В те, последние дни августа Гитлер пребывал в непривычно взвинченном состоянии и временами совершенно не походил на непогрешимого лидера нации. Лихорадочная деятельность сменялась вызывающим тревогу спокойствием. Он даже снова заинтересовался архитектурными проектами. Своему окружению он объяснил это так: «Дело идет к тому, что мы окажемся в состоянии войны с Англией и Францией, но если мы сможем избежать военных действий, проблема рассосется сама собой. Однако, если мы потопим хотя бы один из их кораблей и они понесут значительные потери, вот тогда укрепится партия войны». Даже когда немецкие подводные лодки заняли выгодные позиции около французского линкора «Дюнкерк», Гитлер не санкционировал атаку. Только воздушный налет британцев на Вильгельмсхафен и потопление «Атении» заставили его пересмотреть свою политику.

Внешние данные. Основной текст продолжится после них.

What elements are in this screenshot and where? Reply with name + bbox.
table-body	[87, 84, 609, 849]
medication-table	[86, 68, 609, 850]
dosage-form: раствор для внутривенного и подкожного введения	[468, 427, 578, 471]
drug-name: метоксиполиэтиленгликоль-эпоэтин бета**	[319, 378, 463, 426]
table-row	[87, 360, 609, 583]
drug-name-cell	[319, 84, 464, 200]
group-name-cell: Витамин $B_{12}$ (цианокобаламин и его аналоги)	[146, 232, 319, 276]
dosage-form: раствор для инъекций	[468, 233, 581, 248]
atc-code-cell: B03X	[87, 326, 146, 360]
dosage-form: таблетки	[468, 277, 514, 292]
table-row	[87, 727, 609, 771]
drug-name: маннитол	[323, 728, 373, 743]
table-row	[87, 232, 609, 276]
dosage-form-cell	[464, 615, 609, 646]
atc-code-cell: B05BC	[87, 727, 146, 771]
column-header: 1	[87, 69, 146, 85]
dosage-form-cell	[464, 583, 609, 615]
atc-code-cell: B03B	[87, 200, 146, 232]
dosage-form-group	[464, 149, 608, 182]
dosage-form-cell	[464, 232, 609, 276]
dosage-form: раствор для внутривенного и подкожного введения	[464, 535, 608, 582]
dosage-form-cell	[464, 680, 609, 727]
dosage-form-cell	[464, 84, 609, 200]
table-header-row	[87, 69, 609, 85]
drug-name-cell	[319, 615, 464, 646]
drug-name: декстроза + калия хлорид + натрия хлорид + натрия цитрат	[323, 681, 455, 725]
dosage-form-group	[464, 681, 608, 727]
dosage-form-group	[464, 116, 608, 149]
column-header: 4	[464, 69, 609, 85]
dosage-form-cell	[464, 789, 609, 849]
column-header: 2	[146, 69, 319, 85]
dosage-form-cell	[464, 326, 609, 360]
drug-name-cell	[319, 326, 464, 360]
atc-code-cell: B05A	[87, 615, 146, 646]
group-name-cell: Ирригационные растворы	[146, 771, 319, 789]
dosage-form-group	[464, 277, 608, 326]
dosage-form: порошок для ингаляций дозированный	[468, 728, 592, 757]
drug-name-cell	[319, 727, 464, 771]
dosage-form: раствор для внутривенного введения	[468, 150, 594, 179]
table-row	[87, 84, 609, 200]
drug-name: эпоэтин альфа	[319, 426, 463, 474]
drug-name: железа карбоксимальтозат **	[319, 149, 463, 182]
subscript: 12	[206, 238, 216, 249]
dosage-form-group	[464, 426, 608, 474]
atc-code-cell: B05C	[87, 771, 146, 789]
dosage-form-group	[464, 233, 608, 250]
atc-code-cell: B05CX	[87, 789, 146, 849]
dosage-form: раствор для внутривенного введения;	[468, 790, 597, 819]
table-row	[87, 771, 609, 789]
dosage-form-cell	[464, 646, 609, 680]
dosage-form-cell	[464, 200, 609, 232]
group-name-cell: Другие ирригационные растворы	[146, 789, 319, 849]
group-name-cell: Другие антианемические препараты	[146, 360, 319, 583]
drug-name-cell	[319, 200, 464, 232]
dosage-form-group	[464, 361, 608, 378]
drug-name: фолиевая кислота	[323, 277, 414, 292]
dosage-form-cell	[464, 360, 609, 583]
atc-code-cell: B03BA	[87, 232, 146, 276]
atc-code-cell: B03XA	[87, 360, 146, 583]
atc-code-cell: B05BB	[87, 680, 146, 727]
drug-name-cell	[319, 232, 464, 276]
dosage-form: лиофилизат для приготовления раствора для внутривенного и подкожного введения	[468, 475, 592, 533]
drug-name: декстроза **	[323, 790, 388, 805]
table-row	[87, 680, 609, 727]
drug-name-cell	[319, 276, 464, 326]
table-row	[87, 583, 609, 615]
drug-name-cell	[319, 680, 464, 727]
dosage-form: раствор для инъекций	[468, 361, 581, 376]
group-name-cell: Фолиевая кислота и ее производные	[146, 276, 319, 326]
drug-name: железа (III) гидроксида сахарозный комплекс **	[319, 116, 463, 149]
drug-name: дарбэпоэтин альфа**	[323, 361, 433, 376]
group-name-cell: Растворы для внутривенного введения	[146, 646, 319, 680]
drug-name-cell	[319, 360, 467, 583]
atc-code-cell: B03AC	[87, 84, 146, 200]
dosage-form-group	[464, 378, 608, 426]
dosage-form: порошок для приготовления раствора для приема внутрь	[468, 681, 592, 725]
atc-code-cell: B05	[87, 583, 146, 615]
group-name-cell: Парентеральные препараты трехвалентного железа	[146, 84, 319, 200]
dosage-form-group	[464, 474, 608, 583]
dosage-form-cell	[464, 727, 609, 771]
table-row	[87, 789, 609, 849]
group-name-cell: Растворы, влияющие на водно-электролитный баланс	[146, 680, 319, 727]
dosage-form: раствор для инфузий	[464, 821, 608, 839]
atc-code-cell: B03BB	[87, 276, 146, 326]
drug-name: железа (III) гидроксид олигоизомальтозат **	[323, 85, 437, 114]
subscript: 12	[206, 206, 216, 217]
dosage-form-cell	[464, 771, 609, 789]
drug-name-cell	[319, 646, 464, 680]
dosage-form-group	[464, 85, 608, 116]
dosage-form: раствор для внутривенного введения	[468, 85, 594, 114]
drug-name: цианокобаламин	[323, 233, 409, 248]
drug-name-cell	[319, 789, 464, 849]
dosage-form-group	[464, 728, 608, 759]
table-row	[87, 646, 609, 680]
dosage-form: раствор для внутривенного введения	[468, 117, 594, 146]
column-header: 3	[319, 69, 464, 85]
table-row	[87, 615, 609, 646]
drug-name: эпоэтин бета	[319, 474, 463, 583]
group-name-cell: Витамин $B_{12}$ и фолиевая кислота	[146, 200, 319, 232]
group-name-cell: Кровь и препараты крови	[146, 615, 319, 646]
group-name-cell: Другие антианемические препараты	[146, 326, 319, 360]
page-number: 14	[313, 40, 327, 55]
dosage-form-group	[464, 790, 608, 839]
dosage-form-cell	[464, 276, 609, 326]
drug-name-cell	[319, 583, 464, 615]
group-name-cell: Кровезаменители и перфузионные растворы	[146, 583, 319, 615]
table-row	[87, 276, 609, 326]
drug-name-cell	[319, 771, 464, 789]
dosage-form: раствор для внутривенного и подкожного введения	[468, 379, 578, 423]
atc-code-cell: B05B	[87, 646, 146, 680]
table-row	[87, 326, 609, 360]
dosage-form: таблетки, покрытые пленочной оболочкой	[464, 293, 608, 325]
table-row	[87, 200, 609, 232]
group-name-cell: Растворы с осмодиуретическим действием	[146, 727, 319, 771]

Гитлер непоколебимо верил в то, что Запад не сможет всерьез вести войну из-за слабости, дряхлости и разложения. Вероятно, он стыдился признаться своему окружению и, более всего, себе самому в совершении столь жестокой ошибки. Я до сих пор помню его ужас, когда стало известно, что Черчилль намеревается возглавить британский кабинет военного времени. Геринг ввалился в гостиную Гитлера с этим зловещим сообщением в руке, рухнул в ближайшее кресло и устало сказал: «Черчилль в правительстве! Это означает, что война действительно начинается. Теперь мы воюем с Англией». Из этих и других замечаний я сделал вывод, что Гитлер вовсе не так представлял начало настоящей войны.
Его иллюзии, мечты и честолюбивые замыслы являлись прямым результатом его оторванных от реальности образа мыслей и методов работы. На самом деле Гитлер ничего не знал о своих врагах и даже отказывался использовать имеющуюся информацию. Он доверял своим озарениям, какими бы противоречивыми они ни были, а эти озарения определялись глубочайшим презрением и недооценкой других. В соответствии со своей любимой присказкой о существовании двух возможностей, он хотел начать войну в самый благоприятный, по его мнению, момент и в то же время не сумел адекватно к ней подготовиться. Он неоднократно подчеркивал, что Англия – «наш враг номер один»[76], и наряду с этим все надеялся договориться с врагом.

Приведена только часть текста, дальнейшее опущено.